Covid-19 Story Tip: How to Deal with Feelings of Guilt While Following Covid-19 Safety Measures
With ever-changing COVID-19 safety measures, it can often be difficult to determine which social situations with friends or family — such as attending a small gathering — will put you at risk for potential exposure. Each person evaluates risk differently, and there may be social pressure that creates a sense of guilt.
“Depending on your motivation at the moment, you may experience feelings of guilt when declining certain activities,” says Carisa Parrish, M.A., Ph.D., an associate professor of Psychiatry and Behavioral Sciences at the Johns Hopkins University School of Medicine. “When you’re missing out on social time and dealing with stress, you may choose emotional health over safety without realizing the risk for COVID-19 that is at play.”
The Centers for Disease Control and Prevention notes that close contact with other people increases risk, which is why choosing social activities carefully is so important. Parrish suggests a few ways to mindfully decline certain activities during the pandemic.
“You cannot be certain of each person’s COVID-19 risk. You never know who will get COVID-19,” she says. “Just because I don’t think my risk is high, it doesn’t mean my risk is zero.”
She recommends regularly checking the COVID-19 data. This may help keep our awareness of the ongoing risks fresh in mind. If the number of cases and deaths are increasing, be more vigilant when making decisions. Review CDC recommendations about current guidelines.
As the months wear on, Parrish says there can be a kind of fatigue and apathy that makes it harder to maintain compliance. This apathy may make us less attentive when the COVID rates are increasing in our community. Therefore, Parrish suggests calibrating the facts with real stories about people who have lost their family members to COVID-19.

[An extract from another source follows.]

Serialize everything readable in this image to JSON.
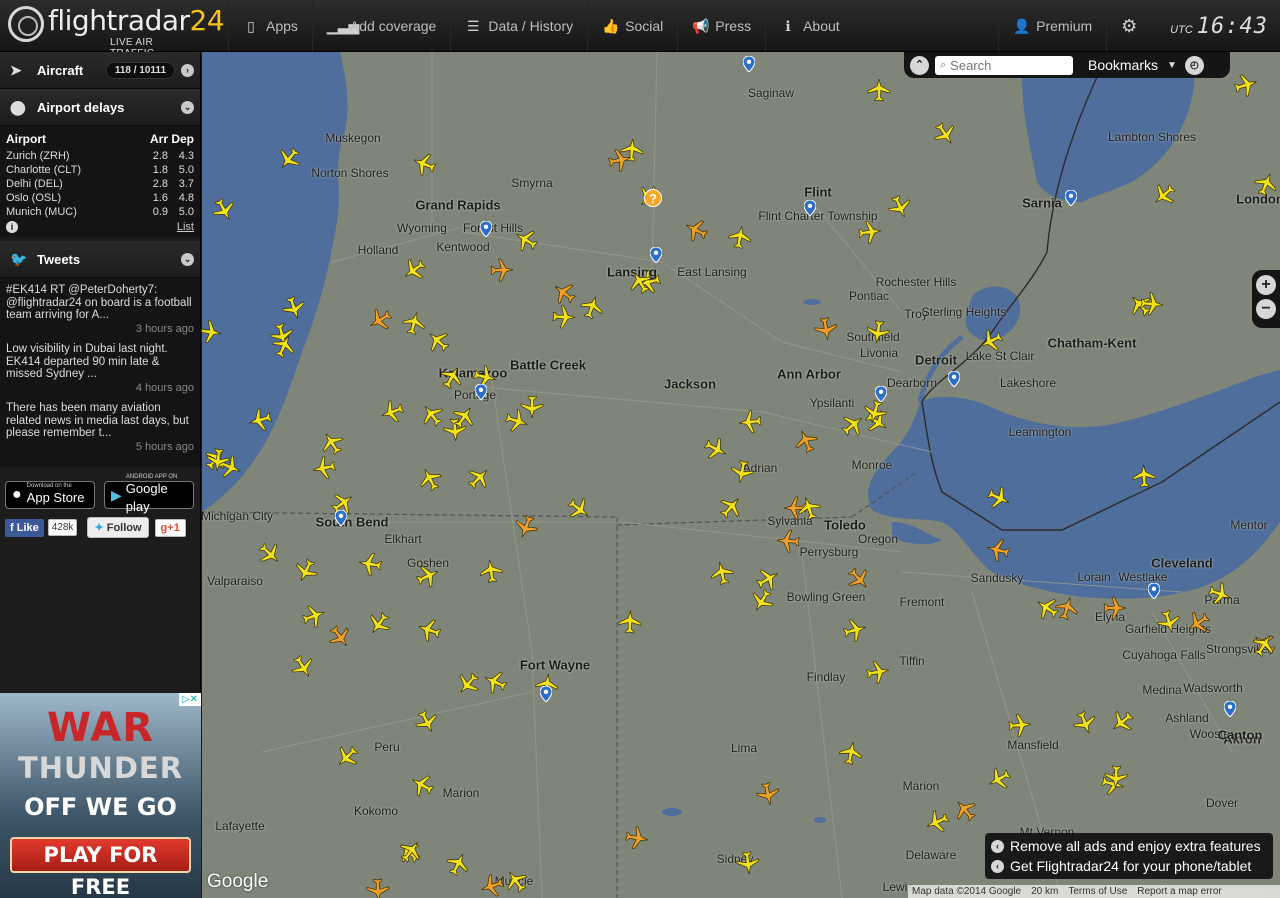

“It helps people realize it could happen to them,” she says. “You’re not just choosing for yourself; you’re choosing for everyone.”
Parrish also suggests talking to your primary care physician about a potential social activity you would like to participate in and hear what he or she recommends, including the potential COVID-19 risk involved. You can also explore the Centers for Disease Control and Prevention website to learn their recommendations, as well as visit Johns Hopkins Medicine’s Coronavirus portal.